ROME, May 27 (Xinhua) -- A strong electoral result for Italy's nationalist, Eurosceptic League will give the party the mandate it needs to push for its political agenda, analysts said, but it is also likely to leave Italy more distant and isolated from Europe's political mainstream.

The official vote count gave the League 34.3 percent of the votes to select 76 Italian members of the European Parliament. That was far ahead of the second place Democratic Party, the center-left opposition party that earned 22.7 percent of the votes, and even further ahead of the League's coalition partner, the populist Five-Star Movement, which tallied 17.1 percent of the votes.

The totals for the two parties supporting the government of Prime Minister Giuseppe Conte -- 34.3 percent for the League and 17.1 percent for the Five-Star Movement -- were almost a perfect reversal from last year's general election, when the League earned 17.3 percent of the votes compared with 32.7 percent for the Five-Star Movement.

The total for the League made it the biggest party in Italy for the first time ever, and is a dramatic increase from the 6.2-percent total it earned in the last round of European elections five years ago.

There was speculation ahead of the vote that if the League finished far enough ahead of the Five-Star Movement, League head Matteo Salvini could push for snap elections in order to form a government without the Five-Star Movement.

National elections with similar results would almost let him do it: Like-minded Forza Italia and Brothers of Italy earned 8.8 percent and 6.5 percent of the vote, respectively. The three parties together would fall just short of the 50-percent threshold with 49.6 percent of the votes.

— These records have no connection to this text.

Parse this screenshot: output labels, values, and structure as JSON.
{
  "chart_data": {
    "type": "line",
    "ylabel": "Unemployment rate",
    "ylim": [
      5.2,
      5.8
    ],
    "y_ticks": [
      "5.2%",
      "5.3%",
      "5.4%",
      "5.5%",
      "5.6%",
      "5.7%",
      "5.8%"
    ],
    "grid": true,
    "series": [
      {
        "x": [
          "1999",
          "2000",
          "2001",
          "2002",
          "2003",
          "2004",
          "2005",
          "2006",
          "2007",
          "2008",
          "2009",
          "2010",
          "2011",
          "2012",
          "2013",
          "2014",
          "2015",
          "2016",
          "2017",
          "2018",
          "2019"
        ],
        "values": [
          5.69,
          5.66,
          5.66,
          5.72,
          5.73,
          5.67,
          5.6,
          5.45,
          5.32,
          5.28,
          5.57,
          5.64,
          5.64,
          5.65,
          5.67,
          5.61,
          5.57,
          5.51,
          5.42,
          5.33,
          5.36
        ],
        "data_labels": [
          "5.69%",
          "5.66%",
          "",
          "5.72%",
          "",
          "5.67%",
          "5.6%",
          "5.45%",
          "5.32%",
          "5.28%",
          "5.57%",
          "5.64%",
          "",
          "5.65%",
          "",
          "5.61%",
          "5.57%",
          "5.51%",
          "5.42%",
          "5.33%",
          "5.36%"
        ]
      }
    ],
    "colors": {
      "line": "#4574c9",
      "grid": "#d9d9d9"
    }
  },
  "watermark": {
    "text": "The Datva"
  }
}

But Salvini said he does not want new elections.

Instead, analysts said, he is likely to brush aside objections from its weakened coalition partner and put its new muscle behind its priorities, like the TAV high-speed train line under the Alps between Turin, Italy and Lyon, France; the flat income tax model; and a new security decree that could include even stronger anti-migrant policies.

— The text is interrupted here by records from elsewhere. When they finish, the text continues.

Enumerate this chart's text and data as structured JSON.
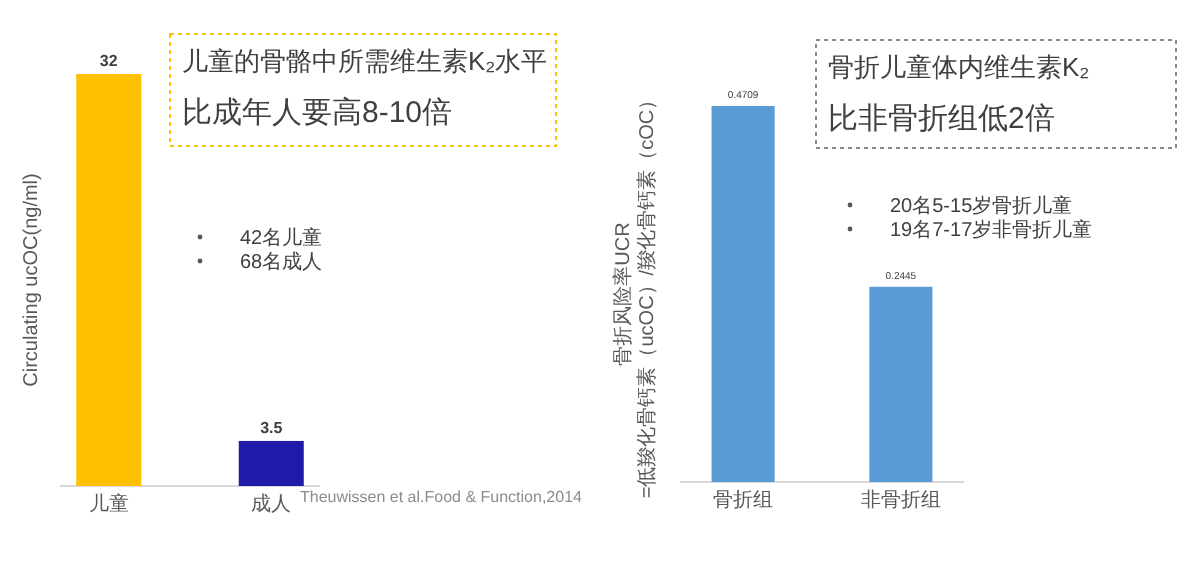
{
  "chart_data": [
    {
      "type": "bar",
      "title": "儿童的骨骼中所需维生素K₂水平",
      "subtitle": "比成年人要高8-10倍",
      "ylabel": "Circulating ucOC(ng/ml)",
      "categories": [
        "儿童",
        "成人"
      ],
      "values": [
        32,
        3.5
      ],
      "colors": [
        "#ffc000",
        "#1f1aa8"
      ],
      "data_labels": true,
      "annotations": [
        "42名儿童",
        "68名成人",
        "Theuwissen et al.Food & Function,2014"
      ]
    },
    {
      "type": "bar",
      "title": "骨折儿童体内维生素K₂",
      "subtitle": "比非骨折组低2倍",
      "ylabel": "骨折风险率UCR\n=低羧化骨钙素（ucOC）/羧化骨钙素（cOC）",
      "categories": [
        "骨折组",
        "非骨折组"
      ],
      "values": [
        0.4709,
        0.2445
      ],
      "colors": [
        "#5b9bd5",
        "#5b9bd5"
      ],
      "data_labels": true,
      "annotations": [
        "20名5-15岁骨折儿童",
        "19名7-17岁非骨折儿童"
      ]
    }
  ]
}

"There has never been a lot of collaboration between the two parties in the Conte government, and now the League can give less consideration to the Five-Star Movement's priorities or its opposition to the League's priorities," Oreste Massari, a political scientist at Rome's La Sapienza University, told Xinhua.

Though Prime Minister Conte is not a member of either party that supports his government, he was selected by the Five-Star Movement last year. Massari said the League could put pressure on Conte regarding its priorities.

According to Paolo Bellucci, a professor of political science at the University of Siena who focuses on contemporary politics, the League might also push some Five-Star Movement ministers out the door.

"A more assertive League could look to replace Danilo Toninelli, the minister of transportation," Bellucci said in an interview. Toninelli is a member of the Five-Star Movement whose portfolio includes the security of Italy's ports, an issue Salvini has partially usurped.

Massari and Bellucci both said the strong showing from the League would also be likely to isolate Italy. Nationalist parties were expected to make big gains across Europe, and while they did perform better than in 2014, they did not gain enough votes to dominate the 751-member European Parliament.

"Italy already had too few allies on the European level," Bellucci said. "This election result will do nothing to improve that situation. Instead, Italy could find itself more isolated."